Pero el Susurrante ya no le prestaba atención. Había adoptado un aspecto brumoso, rodeado por remolinos de encantamiento a modo de volutas de humo, mientras contemplaba la figura oscura y lejana que cruzaba la playa hacia ellos. Hubo un silencio en el que Maddy pudo oír cómo la arena caía grano a grano en aquella llanura sin vida.
– El Tuerto -dijo.
El Susurrante sonrió.
Las filas del Orden al paso de Odín se abrían como espigas en un trigal, y a continuación se cerraban tras él como aguzadas lanzas.
– Odín -dijo el Susurrante.
– Mímir, viejo amigo.
Allí estaban, Odín con su propio aspecto, empuñando su espada mental, con el ala del sombrero bajada para ocultar los rasgos y el trasgo Bolsa trotando tras sus talones. El Innombrable, también en aspecto, con capa y capucha, mientras su bastón rúnico escupía encantamientos. Maddy a un lado, Hel a otro y Bálder en el centro.
– He dejado de ser Mímir. Nunca más lo seré.
– Para mí, siempre serás Mímir -repuso Odín.
Ahora el General podía verlos a todos; sus colores, al menos. Su visión verdadera los percibía como figuras de luz. Veía a Maddy, debilitada y casi vacía tras su vuelo por el Averno, con sus colores teñidos por el violeta grisáceo de la pena. Vio a Bálder, cuya figura dejaba traslucir la energía mágica de Loki. Contempló a Hel en sus auténticos colores.
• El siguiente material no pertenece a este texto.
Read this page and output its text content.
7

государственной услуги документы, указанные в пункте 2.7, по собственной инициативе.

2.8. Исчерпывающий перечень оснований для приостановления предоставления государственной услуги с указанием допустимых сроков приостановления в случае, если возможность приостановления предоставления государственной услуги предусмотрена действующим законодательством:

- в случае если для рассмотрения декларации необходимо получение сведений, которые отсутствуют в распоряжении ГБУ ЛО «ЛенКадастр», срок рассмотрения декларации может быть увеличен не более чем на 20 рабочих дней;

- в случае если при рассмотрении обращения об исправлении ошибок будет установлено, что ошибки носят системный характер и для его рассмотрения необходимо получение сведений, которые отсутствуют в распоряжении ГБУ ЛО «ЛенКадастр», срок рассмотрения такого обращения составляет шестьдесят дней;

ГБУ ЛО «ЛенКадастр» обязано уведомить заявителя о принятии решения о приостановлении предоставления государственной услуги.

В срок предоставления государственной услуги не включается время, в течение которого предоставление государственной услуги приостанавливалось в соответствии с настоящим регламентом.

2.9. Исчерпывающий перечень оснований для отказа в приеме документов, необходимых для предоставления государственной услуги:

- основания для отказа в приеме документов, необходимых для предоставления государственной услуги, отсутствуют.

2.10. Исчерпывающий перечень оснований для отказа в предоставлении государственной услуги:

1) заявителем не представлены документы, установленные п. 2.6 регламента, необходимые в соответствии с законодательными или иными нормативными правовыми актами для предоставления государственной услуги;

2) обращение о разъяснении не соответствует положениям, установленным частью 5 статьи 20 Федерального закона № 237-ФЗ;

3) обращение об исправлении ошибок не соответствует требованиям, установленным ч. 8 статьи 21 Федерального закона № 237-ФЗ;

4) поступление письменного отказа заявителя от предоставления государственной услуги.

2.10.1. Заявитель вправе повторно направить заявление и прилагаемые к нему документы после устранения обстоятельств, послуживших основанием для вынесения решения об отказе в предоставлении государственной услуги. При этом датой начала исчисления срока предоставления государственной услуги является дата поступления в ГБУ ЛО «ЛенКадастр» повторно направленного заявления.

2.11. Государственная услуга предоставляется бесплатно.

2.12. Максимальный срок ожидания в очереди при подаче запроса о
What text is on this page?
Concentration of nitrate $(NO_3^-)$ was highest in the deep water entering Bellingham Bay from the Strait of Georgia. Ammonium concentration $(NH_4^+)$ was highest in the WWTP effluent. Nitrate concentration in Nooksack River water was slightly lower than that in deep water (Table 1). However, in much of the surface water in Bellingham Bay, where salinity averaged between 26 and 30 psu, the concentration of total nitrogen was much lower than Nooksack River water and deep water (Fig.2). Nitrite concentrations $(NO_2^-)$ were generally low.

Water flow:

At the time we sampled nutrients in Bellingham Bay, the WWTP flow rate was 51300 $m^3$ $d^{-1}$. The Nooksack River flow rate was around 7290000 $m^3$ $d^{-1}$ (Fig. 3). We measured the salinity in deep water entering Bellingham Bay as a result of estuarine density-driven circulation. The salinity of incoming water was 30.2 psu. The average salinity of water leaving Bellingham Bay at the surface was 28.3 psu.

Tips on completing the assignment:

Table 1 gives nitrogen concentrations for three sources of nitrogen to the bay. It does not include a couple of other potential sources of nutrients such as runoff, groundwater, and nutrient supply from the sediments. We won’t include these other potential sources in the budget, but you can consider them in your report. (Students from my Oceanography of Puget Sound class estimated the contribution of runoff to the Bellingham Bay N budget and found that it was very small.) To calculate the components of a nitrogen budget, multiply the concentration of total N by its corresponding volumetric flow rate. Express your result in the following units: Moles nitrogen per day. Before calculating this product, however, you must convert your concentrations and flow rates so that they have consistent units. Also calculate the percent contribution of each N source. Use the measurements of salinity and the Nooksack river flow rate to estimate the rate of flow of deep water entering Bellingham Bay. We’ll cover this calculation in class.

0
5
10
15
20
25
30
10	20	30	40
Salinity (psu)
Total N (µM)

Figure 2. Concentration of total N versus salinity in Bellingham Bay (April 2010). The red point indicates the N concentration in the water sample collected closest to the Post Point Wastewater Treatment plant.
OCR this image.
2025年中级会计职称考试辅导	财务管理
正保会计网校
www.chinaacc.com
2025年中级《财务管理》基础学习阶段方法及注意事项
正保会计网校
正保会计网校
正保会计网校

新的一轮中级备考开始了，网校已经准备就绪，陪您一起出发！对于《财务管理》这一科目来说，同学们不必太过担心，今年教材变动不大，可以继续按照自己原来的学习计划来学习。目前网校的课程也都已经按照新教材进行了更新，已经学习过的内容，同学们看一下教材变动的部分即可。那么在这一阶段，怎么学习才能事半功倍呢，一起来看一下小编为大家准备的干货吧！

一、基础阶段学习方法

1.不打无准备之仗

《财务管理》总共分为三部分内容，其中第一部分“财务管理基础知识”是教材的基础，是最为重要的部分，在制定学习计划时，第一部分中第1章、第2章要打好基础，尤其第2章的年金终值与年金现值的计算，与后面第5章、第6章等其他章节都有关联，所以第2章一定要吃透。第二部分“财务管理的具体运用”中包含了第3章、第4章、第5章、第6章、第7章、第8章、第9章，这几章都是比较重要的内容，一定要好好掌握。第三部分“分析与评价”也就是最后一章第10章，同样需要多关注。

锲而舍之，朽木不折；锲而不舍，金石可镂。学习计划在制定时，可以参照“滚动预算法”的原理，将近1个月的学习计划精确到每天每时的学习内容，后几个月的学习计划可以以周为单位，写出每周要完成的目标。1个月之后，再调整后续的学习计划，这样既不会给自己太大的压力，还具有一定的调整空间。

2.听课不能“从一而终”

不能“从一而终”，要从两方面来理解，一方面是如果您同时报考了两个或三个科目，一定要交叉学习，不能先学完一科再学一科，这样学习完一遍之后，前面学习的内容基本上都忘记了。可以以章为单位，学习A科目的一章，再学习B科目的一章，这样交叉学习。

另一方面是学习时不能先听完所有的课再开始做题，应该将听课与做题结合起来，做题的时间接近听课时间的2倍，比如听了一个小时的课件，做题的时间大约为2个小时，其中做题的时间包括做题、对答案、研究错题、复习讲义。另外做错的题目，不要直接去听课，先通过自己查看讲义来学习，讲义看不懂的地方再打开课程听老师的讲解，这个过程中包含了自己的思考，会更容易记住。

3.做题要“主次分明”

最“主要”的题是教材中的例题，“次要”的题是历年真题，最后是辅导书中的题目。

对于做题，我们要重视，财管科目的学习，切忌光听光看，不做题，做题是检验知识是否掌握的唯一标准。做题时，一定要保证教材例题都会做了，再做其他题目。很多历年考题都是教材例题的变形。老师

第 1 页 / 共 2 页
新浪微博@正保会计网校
Y vio a quien una vez fuera el Susurrante, de pie sobre una columna de luz, mientras la cabeza de piedra en la que había morado durante tanto tiempo yacía abandonada a sus pies.
– Viejo amigo -dijo-. Ha pasado mucho tiempo.
– Quinientos años -respondió Odín, acercándose más.
– Mucho más tiempo que eso -dijo el Innombrable.
Aunque su voz sonaba suave y serena, Odín podía notar una rabia asesina en sus colores intensificados. Supuso que tenía razones justificadas para aborrecerle. Sin embargo, su corazón se apesadumbró. ¡Tantos amigos perdidos o muertos! Era un precio enorme por tan sólo unos años de paz.
«¿Tiene que ser así?»
La respuesta le llegó tan rápida como el pensamiento. «A muerte. Los mundos serán el premio del vencedor». En silencio, los dos enemigos se encararon mientras el río Sueño se agitaba y borboteaba tras ellos. En la otra orilla sólo había oscuridad.